Flotte Wanderer feiern 50. Geburtstag und erinnern sich auch an zerrissene Hosen
Wegen roter Karos kein Bett im Wirtshaus

Seit 50 Jahren gibt es den Club der Flotten Wanderer und ebenso lange sind Manfred Hubatschek und Herbert Striegl dabei. Bei einer ausgelassenen Jubiläumsfeier im "Sackritterstüberl" blickten die Freunde des Wandersports zurück.

Die Gründungsversammlung trat am 5. Januar 1964 im Café Roth in Neustadt zusammen. Elf Männer waren es damals, die fortan gemeinsam auf Schusters Rappen durch die Lande ziehen wollten.

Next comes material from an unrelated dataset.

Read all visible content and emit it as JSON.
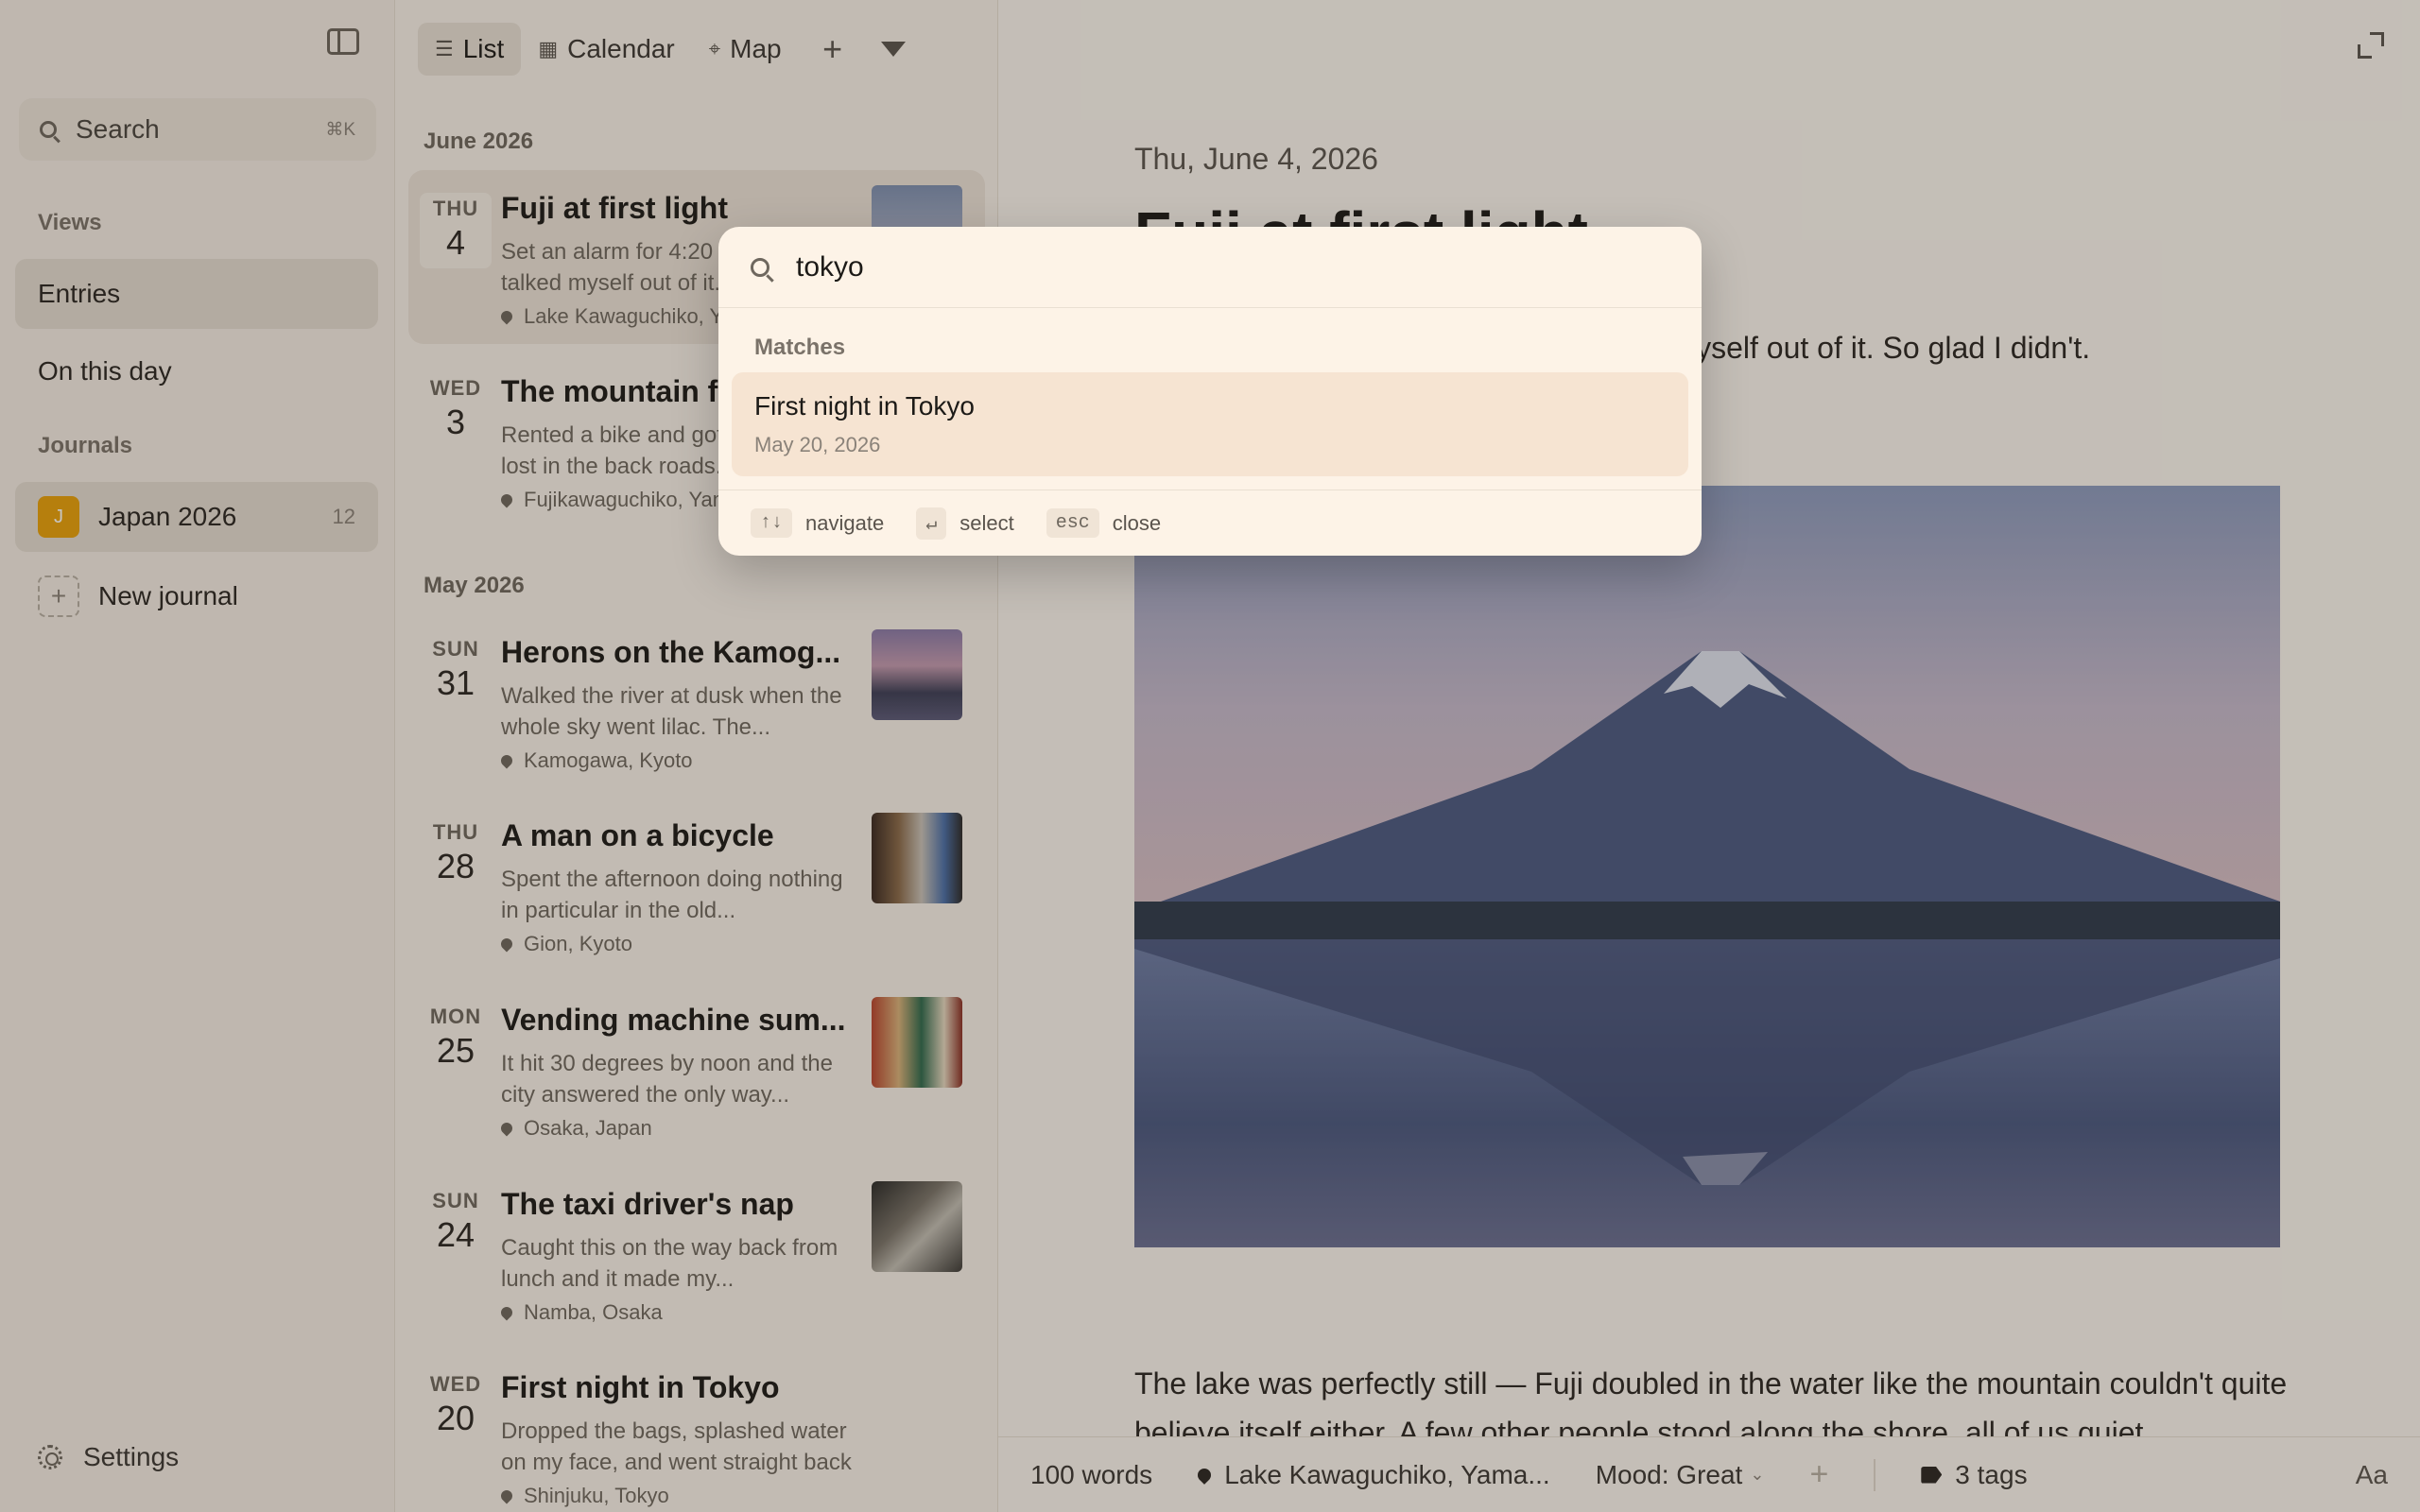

Dafür reisten sie durch ganz Bayern und sogar bis Thüringen und nach Österreich.

Dabei machten sie auch manche skurrile Erfahrung. Zum Beispiel im September 1972 im oberbayerischen Moosburg. Sie wollten beim Internationalen Wandertag mitmarschieren und reisten bereits am Vorabend an. In einer Gastwirtschaft erkundigten sie sich nach Zimmern für die Übernachtung. "Seid ihr Kommunisten?", fragte der Gastwirt die Oberpfälzer, die rotkarierte Hemden trugen.

Alle Beteuerungen halfen nichts. Der oberbayerische Wirt wollte den Wanderern aus Neustadt kein Vertrauen schenken und ließ sie nicht bei sich übernachten. In einem Hotel in der Nähe nahm man sie dann aber doch noch freundlich auf.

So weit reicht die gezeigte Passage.